Samstag, 25. Mai 2013
Vancouver-Island - Pazifik - Victoria
Ich staune am Abend oft, dass sich der gestrige Tag doch noch toppen lässt. Wir waren 24 internationale Touris mit einem fröhlichen Fahrer, der rührend besorgt war, super informierte und über seine eigenen Witze lachte.

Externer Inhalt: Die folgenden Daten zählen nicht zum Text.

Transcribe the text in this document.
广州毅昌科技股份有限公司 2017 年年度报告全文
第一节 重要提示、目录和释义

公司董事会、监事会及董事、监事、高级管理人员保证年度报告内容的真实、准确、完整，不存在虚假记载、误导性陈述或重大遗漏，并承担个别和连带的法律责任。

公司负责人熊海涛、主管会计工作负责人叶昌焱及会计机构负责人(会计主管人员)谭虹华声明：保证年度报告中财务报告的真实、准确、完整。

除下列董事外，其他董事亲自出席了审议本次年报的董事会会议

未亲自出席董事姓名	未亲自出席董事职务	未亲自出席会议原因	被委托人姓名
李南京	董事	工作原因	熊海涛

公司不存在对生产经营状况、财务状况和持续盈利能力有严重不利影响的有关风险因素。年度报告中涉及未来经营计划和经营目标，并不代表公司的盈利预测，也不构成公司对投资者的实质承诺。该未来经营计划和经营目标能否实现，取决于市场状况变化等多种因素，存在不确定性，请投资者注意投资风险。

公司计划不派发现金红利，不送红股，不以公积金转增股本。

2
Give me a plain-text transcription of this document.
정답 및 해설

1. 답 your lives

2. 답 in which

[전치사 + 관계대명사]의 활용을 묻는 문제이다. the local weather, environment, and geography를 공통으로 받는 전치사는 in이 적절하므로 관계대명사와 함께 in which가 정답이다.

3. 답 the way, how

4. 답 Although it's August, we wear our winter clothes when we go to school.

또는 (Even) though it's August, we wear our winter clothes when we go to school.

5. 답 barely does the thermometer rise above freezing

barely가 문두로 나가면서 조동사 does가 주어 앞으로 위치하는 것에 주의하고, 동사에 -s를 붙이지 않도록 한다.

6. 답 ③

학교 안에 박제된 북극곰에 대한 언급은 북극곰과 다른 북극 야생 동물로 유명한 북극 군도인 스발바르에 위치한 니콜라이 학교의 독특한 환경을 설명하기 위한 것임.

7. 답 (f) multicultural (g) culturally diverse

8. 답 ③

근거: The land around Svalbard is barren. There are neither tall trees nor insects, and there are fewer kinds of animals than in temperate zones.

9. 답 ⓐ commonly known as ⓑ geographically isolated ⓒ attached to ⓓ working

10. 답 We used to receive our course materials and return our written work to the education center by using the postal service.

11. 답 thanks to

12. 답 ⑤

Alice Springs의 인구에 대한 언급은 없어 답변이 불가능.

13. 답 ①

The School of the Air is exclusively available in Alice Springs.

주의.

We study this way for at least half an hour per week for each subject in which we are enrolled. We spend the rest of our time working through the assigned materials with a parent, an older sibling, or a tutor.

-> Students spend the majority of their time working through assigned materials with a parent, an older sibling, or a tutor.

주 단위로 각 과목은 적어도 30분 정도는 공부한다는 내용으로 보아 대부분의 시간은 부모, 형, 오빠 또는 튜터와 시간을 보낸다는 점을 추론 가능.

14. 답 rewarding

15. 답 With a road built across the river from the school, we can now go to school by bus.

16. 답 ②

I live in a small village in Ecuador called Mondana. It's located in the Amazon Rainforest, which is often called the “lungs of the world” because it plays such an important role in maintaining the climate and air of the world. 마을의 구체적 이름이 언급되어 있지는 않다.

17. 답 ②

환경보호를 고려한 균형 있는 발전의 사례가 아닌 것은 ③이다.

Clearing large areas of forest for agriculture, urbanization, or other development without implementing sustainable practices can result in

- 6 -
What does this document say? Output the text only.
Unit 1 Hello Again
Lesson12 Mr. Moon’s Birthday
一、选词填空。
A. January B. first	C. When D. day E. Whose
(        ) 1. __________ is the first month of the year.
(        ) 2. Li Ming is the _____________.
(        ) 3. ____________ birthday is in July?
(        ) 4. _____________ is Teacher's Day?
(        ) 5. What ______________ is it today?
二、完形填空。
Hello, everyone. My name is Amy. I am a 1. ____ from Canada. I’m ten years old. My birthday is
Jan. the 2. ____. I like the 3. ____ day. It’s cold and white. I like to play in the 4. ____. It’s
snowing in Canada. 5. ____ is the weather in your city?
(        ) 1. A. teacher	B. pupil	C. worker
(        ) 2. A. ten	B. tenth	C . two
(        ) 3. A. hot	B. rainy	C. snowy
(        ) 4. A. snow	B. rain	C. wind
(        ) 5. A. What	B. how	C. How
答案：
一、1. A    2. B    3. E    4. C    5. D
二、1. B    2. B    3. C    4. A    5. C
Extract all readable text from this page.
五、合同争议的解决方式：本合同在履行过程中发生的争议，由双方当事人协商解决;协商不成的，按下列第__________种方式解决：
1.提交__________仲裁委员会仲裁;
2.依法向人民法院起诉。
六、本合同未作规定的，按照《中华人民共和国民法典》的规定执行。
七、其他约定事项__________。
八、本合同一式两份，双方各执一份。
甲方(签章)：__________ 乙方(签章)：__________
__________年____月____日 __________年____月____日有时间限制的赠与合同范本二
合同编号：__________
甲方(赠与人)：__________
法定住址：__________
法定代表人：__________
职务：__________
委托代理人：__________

Dies steht als Exot am Straßenrand, wohl von einem reichen Europäer :-)
Wenn ich alleine auftauche staunen die Menschen zuerst, dann beneiden sie mich um meine lange Zeit hier und geben mir so viele Superausflugsziele, dass ich nicht mehr zum Arbeiten kommen würde. Natürlich merke ich mir alles. Es waren 2 schottische Schwestern dabei, eine wohnt in Ottawa und will sich meinen blog übersetzen lassen, nachdem sie mir lange von San Francisco vorschwärmte. Auf der Fähre war es paradiesisch. Sonne wie noch nie, windstill und auf dem 7. Deck Liegestühle.

Die knapp zweistündige Fahrt geht erst übers offene Meer und dann zwischen vielen bewaldeten Inseln durch und legt 10 km vor Victoria an.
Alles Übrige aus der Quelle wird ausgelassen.